Treating the natural imbalance in the data is of utmost importance. The Syntethic Minority Oversampling Technique (SMOTE) is used to take the minority class (in this case, stroke occurances) and creating fake examples that are close to the other stroke occurances in the feature space. In all of our attempted models, oversampling with SMOTE greatly improves both recall and the f1 score from the corresponding baseline model that was trained only on the provided data.

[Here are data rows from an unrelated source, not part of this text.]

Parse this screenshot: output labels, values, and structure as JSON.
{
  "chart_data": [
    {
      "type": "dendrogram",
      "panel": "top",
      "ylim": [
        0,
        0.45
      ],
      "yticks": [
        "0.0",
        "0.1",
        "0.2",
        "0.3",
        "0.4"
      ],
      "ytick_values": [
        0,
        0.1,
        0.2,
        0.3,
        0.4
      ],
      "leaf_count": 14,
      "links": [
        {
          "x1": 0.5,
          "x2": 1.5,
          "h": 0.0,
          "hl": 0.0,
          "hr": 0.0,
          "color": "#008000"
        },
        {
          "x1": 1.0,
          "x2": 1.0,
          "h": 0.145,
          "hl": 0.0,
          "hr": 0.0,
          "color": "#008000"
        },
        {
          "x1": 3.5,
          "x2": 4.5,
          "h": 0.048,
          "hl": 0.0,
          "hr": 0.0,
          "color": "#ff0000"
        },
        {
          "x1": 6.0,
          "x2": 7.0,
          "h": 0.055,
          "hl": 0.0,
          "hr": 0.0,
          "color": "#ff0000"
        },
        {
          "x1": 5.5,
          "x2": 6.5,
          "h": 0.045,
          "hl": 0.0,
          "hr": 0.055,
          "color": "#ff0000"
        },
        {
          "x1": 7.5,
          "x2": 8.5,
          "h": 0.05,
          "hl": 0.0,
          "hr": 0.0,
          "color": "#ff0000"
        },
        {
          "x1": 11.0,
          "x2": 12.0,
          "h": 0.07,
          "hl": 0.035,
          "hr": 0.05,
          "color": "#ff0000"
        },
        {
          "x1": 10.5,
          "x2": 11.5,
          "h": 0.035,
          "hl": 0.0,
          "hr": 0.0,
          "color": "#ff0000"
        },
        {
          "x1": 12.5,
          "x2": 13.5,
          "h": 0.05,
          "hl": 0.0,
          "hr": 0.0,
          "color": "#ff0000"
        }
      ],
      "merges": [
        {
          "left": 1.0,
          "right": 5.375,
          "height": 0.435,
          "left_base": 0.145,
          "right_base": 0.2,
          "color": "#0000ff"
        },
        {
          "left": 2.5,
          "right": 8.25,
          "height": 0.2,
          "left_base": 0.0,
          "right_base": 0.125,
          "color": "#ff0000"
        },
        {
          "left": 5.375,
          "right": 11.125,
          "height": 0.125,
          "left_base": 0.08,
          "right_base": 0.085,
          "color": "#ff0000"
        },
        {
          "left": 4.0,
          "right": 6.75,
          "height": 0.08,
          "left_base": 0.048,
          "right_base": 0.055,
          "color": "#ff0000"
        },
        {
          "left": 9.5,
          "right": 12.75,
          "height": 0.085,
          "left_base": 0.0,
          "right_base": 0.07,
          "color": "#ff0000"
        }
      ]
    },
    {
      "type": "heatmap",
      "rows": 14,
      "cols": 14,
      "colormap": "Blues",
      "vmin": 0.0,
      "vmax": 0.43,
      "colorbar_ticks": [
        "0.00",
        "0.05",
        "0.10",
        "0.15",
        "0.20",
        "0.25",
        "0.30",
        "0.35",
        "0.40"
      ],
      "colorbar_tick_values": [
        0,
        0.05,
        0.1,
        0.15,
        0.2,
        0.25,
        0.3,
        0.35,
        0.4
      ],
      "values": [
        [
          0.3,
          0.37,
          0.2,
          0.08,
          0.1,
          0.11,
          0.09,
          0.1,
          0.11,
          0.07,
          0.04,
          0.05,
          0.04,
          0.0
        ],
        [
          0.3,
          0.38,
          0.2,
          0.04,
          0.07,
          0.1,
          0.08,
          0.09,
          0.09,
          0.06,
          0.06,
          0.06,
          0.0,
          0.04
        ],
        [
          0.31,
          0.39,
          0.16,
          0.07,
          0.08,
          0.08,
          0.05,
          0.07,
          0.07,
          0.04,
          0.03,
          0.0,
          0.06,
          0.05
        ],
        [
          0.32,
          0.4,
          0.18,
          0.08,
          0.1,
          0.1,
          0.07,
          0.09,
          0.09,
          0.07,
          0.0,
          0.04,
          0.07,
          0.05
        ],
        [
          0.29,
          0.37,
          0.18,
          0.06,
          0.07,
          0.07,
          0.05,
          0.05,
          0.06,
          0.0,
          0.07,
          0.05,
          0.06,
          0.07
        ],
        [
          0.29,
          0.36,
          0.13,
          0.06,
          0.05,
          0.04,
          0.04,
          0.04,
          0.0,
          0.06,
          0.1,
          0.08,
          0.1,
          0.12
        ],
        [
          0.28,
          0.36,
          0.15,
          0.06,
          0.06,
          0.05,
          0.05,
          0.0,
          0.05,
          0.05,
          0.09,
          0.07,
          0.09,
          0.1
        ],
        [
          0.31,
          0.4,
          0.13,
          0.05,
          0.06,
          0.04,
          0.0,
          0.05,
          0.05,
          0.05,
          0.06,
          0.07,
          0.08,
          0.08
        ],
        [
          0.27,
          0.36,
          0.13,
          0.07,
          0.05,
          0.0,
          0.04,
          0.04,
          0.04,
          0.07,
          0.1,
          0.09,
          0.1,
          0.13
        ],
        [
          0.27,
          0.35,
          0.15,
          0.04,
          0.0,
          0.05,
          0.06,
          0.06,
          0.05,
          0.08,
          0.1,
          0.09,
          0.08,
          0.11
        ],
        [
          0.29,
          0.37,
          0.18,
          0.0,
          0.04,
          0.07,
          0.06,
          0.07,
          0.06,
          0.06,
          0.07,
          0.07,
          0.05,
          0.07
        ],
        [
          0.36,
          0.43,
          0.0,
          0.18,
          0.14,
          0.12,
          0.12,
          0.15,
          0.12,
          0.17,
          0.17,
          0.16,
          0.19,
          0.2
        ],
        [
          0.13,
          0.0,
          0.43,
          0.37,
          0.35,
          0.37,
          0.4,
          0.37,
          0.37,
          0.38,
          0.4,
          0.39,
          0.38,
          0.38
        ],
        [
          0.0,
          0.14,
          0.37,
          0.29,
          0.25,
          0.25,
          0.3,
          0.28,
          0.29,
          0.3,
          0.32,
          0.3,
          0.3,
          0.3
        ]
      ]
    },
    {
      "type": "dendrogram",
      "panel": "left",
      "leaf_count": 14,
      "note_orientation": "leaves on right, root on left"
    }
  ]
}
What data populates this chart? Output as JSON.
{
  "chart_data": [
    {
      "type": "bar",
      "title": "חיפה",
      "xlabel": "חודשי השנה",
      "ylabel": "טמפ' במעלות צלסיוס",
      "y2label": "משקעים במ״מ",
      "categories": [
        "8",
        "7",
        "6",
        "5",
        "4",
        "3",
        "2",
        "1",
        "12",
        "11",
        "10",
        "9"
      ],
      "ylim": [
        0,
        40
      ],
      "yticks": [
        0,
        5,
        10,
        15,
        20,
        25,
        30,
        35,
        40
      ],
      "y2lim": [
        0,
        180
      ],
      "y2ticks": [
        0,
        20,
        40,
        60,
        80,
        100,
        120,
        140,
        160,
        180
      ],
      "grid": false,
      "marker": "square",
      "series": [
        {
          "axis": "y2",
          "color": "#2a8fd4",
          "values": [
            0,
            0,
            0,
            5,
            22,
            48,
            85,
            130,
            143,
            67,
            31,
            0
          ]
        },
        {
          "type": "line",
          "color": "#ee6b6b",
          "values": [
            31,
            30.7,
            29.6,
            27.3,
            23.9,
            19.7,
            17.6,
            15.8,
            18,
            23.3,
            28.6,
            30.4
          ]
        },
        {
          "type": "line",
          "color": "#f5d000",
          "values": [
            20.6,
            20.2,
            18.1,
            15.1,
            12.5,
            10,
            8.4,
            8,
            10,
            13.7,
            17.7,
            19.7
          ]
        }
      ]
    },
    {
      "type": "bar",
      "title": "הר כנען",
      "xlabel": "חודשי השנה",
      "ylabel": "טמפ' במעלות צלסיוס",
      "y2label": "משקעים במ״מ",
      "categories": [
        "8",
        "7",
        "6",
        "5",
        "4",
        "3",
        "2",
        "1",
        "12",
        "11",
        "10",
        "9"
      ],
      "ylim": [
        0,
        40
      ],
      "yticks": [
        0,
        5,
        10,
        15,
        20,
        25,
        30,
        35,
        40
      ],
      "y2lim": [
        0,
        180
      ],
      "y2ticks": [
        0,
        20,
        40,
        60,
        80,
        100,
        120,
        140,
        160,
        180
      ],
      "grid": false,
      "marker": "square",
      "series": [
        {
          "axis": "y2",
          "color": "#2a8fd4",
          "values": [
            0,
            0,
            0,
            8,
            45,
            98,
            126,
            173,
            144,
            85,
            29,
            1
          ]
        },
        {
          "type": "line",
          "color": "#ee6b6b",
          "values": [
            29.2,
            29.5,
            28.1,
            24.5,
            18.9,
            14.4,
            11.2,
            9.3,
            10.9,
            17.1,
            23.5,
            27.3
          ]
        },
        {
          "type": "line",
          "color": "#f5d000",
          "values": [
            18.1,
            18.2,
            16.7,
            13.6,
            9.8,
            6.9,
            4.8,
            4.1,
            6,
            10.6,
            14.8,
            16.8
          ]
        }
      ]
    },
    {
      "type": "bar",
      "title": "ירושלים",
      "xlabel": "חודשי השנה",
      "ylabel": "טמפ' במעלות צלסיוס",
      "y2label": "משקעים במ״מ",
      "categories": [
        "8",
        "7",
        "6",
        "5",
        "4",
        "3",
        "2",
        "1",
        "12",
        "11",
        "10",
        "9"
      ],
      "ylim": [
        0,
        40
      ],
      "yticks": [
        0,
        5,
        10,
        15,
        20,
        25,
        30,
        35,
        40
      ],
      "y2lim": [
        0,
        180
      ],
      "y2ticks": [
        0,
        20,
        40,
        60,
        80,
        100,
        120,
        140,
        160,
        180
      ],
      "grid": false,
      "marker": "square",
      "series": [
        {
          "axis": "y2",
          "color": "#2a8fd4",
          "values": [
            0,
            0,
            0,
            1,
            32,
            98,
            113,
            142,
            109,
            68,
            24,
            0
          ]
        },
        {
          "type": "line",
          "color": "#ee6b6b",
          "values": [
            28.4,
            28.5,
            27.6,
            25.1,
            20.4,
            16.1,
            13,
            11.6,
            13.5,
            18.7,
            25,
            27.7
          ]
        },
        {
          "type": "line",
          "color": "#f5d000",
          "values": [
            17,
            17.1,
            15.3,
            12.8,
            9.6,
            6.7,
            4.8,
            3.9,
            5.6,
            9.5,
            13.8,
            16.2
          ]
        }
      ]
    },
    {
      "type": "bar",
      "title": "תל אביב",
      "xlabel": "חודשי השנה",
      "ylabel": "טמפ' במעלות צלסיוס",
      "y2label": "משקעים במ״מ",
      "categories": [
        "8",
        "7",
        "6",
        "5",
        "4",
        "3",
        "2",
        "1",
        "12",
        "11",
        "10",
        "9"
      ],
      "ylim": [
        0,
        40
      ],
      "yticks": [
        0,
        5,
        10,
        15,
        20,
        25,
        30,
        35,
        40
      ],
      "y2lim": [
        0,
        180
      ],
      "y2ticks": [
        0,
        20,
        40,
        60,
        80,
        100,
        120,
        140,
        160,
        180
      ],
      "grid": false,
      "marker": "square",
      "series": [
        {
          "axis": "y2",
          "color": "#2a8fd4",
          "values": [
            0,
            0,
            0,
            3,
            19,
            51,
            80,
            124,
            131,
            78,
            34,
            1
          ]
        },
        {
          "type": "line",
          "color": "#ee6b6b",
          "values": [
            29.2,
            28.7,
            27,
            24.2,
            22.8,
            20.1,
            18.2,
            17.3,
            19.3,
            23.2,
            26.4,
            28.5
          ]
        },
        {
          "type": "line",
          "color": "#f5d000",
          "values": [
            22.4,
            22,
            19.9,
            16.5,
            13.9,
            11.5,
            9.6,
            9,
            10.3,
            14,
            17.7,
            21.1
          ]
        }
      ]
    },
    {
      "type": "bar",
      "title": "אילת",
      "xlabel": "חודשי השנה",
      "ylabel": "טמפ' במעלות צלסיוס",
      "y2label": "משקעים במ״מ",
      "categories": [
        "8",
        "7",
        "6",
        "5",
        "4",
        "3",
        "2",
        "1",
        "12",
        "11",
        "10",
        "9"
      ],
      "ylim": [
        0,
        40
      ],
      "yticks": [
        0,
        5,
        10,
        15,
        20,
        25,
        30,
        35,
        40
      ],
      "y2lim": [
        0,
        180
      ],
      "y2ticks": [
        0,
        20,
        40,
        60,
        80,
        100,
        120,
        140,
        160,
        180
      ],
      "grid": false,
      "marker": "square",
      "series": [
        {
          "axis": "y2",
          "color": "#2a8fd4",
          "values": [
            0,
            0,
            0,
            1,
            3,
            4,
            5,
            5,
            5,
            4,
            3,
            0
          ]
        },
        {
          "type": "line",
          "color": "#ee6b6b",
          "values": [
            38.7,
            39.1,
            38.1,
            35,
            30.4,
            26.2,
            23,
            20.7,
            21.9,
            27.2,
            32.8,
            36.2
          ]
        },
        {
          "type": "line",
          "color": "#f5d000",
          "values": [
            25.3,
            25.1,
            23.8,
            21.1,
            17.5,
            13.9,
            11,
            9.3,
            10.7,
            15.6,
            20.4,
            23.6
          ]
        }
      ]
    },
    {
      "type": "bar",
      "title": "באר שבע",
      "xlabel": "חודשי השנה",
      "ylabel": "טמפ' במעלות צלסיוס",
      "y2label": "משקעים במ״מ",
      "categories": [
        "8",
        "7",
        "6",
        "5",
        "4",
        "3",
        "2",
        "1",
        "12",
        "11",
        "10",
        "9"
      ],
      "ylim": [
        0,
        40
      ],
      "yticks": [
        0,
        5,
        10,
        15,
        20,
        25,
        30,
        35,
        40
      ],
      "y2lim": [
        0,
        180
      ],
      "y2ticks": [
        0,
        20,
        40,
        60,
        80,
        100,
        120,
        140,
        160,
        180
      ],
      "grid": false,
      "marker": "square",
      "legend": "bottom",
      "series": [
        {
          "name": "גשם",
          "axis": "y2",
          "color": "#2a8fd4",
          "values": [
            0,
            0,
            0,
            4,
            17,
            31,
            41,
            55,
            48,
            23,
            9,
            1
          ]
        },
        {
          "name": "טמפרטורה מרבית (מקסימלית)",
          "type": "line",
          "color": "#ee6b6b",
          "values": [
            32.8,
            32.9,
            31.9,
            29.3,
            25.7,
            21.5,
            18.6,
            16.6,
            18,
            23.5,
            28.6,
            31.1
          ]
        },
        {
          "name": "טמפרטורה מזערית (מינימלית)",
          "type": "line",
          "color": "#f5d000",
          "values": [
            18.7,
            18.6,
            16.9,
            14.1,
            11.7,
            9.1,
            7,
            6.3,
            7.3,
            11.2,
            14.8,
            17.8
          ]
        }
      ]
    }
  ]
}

Regardless of the classifier type, the models were effectively useless without oversampling. Thus, the most important step in model creation for our dataset is using SMOTE in our pipeline. We also played around with other preprocessing steps such as using sklearn's StandardScaler, but this reduces the scoring of our models across the board.

Only two of the provided features are continuous/numerical, so Gaussian Discriminant Analysis was not an appropriate tool to use due to the fact that it assumes that the features are normally distributed. Instead, we turned to Naive Bayes as a potential model because it can handle both Gaussian and Binary distributed features. Due to the fact that Naive Bayes assumes independence between the features, we can split the dataset into Gaussian and Bernoulli features and get final probabilities at the end by multiplying the probabilities of the two separate models together. For each of the sets, we can train a Naive Bayes model of the corresponding type on just the appropriate features. Then, rather than using the predict method to get labels, we grab the probabilities for each class. Multiplying these newly calculated probabilities together from both the Gaussian and Bernoulli models, we get a "combined" probability that accounts for all of the features in the data. Then, assigning class labels is as easy as choosing the argmax of the resultant probabilities for each input. In addition to being theoretically sound (by the assumed independence of features), we experimentally see that the combined model improves on the f1 scores of both subset models. Using this combined model (w/ SMOTE), we end up with a recall of $0.65$, an accuracy of $0.79$, and an f1 of around $0.24$. Unfortunately, there aren't a whole lot of model parameters that can be changed for the Naive Bayes model. The only possiblity being "var_smoothing" which is just used for calculation stability on GaussianNB and "alpha" a smoothing parameter for BernoulliNB. Thus, the best we can do with Naive Bayes is an f1 score of $0.24$. 

Another option we explored as a way to predict stroke occurances was a K-Nearest Neighbors Classifier. Without SMOTE or any fine tuning of parameters, the model is useless with a recall score around $.01$ and an f1 score of about $0.02$. Oversampling immediately yields much better results with a recall score of about $0.51$, an accuracy of $0.79$, and an f1 score of around $0.19$ which is actually already decent compared to our scores on the Naive Bayes. Unfortunately, the tuning of model parameters using GridSearch doesn't improve the SMOTE model significantly. It provides a slight jump up to a recall of $.59$, a slight accuracy decrease to $.78$, and a slight jump up to a f1 score of about $.21$. Thus, even with all the improvements we could make with our KNN classifier, it underperforms when compared to the combined Naive Bayes model we talked about previously.